Web site administration

  1. Nick Dokos wrote a fairly complete document on how to administer the church web site in 2004.  This document was fairly sophisticated proposal for how we could maintain the web site hosted on a web server run by Rob Adams.  Rob did us the great favor of maintaining that server for many years after he left the church when his family moved out of state.  We moved the web site to a commercial web hosting company called ICDSoft in 2007, so Nick’s document no longer applies directly to our web site, but it does a good job of explaining concepts like what a web server, how the scripts on our web site work, and what htaccess files are.

  2. The htaccess files on our web site control access to restricted sections of the web site, and ensure scripts on the web site run correctly.  Here here is the content of the htaccess files on our web site as of December 2008.

    1. htaccess file in the top level directory /www/www

    2. htaccess file in the email directory /www/www/email

    3. htaccess file in the admin directory /www/www/admin

  3. The email lists can be maintained via the email administration web page.  This is restricted, you need a password.

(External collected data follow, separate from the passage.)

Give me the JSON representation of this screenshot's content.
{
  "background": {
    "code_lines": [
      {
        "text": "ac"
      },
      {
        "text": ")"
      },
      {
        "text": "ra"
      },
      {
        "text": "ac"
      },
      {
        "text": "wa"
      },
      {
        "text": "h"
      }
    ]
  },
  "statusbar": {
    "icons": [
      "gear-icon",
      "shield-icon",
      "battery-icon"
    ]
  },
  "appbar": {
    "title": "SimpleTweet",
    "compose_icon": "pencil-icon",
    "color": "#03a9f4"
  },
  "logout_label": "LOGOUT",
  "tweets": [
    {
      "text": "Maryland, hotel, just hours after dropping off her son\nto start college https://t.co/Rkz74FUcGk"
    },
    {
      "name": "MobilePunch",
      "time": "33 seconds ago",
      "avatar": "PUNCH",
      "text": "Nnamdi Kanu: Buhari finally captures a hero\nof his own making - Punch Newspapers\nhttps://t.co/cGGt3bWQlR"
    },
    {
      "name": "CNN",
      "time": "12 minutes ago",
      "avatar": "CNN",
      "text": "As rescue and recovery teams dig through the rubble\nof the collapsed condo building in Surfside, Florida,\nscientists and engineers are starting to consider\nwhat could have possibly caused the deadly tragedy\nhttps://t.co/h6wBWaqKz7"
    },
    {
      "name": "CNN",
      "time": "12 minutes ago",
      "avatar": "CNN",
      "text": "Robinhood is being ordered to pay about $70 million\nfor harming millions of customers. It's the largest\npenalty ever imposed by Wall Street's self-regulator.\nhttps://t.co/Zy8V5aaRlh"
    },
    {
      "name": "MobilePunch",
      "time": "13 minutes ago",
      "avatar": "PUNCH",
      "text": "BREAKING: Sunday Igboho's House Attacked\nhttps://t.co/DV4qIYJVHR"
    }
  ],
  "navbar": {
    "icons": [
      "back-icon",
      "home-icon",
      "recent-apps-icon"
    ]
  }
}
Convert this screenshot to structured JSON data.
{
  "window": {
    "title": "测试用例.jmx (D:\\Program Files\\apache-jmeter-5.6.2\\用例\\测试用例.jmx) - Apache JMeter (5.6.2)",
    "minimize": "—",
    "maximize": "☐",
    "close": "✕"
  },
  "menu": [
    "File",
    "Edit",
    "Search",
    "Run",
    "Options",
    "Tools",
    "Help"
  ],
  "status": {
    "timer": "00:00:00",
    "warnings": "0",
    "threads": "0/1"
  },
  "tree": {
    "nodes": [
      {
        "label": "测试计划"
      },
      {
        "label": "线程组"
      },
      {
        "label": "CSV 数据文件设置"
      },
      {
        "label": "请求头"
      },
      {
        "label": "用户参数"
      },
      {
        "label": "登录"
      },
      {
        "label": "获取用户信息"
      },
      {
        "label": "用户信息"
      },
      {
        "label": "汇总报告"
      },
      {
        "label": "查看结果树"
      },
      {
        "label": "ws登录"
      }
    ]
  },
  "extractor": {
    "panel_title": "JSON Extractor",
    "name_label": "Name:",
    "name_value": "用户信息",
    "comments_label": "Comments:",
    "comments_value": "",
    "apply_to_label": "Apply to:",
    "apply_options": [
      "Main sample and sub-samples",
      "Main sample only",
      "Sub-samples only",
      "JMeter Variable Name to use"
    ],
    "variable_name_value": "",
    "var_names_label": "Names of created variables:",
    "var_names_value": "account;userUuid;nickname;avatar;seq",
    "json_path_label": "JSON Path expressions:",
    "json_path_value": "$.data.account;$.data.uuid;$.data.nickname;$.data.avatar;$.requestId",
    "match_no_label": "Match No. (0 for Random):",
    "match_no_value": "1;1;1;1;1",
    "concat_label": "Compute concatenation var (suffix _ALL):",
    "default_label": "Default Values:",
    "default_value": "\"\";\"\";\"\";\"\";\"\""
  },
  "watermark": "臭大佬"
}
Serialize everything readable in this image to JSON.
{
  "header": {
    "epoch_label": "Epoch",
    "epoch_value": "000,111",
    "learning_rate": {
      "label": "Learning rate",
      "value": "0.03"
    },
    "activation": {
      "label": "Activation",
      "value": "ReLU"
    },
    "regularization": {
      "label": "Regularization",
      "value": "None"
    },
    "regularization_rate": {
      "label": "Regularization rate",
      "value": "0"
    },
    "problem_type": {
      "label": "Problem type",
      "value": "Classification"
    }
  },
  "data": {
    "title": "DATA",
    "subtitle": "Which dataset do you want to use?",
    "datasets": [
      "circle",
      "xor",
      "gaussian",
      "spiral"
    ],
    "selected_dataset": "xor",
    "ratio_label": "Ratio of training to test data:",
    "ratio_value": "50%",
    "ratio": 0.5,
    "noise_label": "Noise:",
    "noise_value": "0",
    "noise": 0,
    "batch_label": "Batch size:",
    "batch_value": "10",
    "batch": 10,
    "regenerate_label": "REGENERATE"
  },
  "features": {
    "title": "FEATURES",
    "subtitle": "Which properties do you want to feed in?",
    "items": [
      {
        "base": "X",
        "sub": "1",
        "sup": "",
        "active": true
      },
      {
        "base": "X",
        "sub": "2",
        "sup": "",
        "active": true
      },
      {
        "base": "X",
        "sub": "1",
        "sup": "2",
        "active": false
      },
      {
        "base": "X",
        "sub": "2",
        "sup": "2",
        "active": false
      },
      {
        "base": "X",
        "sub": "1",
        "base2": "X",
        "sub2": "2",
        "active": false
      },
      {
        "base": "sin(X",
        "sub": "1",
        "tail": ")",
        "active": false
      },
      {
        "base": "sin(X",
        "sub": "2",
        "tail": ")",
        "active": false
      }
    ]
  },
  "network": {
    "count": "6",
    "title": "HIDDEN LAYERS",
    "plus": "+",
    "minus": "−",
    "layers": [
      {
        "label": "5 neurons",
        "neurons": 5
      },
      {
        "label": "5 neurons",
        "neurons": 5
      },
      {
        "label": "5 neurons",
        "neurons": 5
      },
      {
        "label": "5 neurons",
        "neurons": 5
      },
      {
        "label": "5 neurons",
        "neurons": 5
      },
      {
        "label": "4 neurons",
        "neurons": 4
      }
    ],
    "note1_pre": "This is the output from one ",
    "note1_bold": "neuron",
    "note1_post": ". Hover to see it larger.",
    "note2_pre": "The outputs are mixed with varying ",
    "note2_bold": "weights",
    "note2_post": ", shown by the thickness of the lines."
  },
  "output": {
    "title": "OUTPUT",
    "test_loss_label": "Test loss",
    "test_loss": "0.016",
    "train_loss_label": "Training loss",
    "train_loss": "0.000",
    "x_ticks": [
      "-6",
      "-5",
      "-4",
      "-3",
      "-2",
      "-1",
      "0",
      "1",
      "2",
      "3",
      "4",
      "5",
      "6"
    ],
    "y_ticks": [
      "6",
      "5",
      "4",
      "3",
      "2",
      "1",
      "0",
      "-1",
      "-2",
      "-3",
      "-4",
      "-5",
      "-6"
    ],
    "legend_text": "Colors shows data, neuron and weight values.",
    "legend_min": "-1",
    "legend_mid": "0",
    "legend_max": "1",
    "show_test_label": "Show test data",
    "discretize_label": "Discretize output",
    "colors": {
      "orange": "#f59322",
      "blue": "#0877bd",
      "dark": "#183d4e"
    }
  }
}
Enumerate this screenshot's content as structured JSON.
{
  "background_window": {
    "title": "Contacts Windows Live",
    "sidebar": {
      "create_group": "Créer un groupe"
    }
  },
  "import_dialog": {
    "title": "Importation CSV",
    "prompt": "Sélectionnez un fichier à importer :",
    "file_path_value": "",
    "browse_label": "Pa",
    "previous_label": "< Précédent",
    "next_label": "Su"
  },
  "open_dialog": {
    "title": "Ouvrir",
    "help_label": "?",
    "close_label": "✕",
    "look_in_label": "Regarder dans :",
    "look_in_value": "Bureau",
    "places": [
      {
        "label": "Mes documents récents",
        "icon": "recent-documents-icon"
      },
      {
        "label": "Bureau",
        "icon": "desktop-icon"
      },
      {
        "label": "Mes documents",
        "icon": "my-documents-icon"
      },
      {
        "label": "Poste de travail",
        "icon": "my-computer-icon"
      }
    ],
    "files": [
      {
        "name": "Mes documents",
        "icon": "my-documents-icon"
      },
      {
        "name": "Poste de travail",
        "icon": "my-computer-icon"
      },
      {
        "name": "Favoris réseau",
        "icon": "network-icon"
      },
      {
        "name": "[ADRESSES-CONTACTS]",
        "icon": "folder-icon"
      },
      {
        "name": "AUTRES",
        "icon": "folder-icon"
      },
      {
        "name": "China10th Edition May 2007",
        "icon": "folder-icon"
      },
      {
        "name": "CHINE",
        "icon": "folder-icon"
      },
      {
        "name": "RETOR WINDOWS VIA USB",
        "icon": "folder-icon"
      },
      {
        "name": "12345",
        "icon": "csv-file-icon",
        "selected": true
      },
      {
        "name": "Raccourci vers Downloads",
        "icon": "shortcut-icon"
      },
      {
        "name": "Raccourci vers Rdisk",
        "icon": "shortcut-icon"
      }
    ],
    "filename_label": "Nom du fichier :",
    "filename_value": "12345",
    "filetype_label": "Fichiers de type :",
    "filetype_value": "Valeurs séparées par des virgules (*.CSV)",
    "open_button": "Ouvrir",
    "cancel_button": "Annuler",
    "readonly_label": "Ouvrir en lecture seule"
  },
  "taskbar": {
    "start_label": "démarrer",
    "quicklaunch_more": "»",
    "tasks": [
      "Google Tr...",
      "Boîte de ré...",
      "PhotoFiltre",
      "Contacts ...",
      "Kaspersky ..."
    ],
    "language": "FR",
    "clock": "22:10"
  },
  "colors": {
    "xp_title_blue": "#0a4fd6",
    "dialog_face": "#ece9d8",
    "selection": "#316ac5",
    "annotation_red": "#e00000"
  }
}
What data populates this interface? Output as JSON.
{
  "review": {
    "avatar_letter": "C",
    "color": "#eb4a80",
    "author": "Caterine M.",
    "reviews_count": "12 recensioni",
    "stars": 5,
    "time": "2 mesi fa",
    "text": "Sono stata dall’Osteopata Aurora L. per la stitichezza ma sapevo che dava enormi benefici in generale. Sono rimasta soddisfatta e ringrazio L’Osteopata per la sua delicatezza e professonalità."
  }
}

  4. We use svn to maintain backups and do version control of the web site.  The svn repository currently lives on Mark’s laptop.

  5. Each person with permission to modify web pages is given a unique userid and password.  Here is the procedure to give a new person access to web pages

    1. Use the control panel to create the userid/password pair for web site ftp access.  As part of this process, you must choose the subtree of the website to which this person has access.  Generally speaking, members of the web team get access to the entire web site, and others get access only the subtree they volunteer to maintain.  The idea is that members of the web team should be able to make updates to any section in the case the person owning that section is out of town, etc; and owners of a section are restricted to that section, not because we don’t trust them, but because this makes it easy to contain accidental or catastrophic mistakes.

    2. Use htpasswd to create the userid/password pair for web site http access.  Use the winscp editor to add the userid/password to /private/htpasswd.

    3. Use the winscp editor to add the userid to the appropriate groups in /private/htgroups.  This probably means the web and/or email group.

Here are a few notes on the process of converting a web site from frontpage to winscp/svn.

  1. Create a repository with svnadmin create /path/svn

  2. Burn a dvd with the SITE frontpage data.  Rename the folder with the frontpage data from SITE to SITE-frontpage.

  3. Create a folder SITE to hold the web server data

  4. Import the empty folder into the repository with svn import SITE file:///path/svn/SITE

  5. Delete empty folder SITE

  6. Checkout the empty repository with svn checkout file:///path/svn/SITE

  7. Use winscp to copy the web server data into the folder using synchronization, and get everything including .htaccess files but don’t wipe out local .svn.

  8. Verify that everything is okay by doing a synchronize to both the local and remote folders

  9. Use find to find all .htaccess files and copy them into an admin folder

  10. Copy the frontpage cleanup make file into SITE, and run it to clean up the folder

  11. Add the new data to the repository with svn add *

  12. Verify everything is okay by doing an svn status on the local folder

  13. Turn off frontpage extensions on the web server (this will remove the htaccess files on the server)

  14. Verify that everything is okay by doing a synchronize to both the local and remote folders, and doing an svn status on the local folder

  15. Buy yourself a nice dinner to celebrate.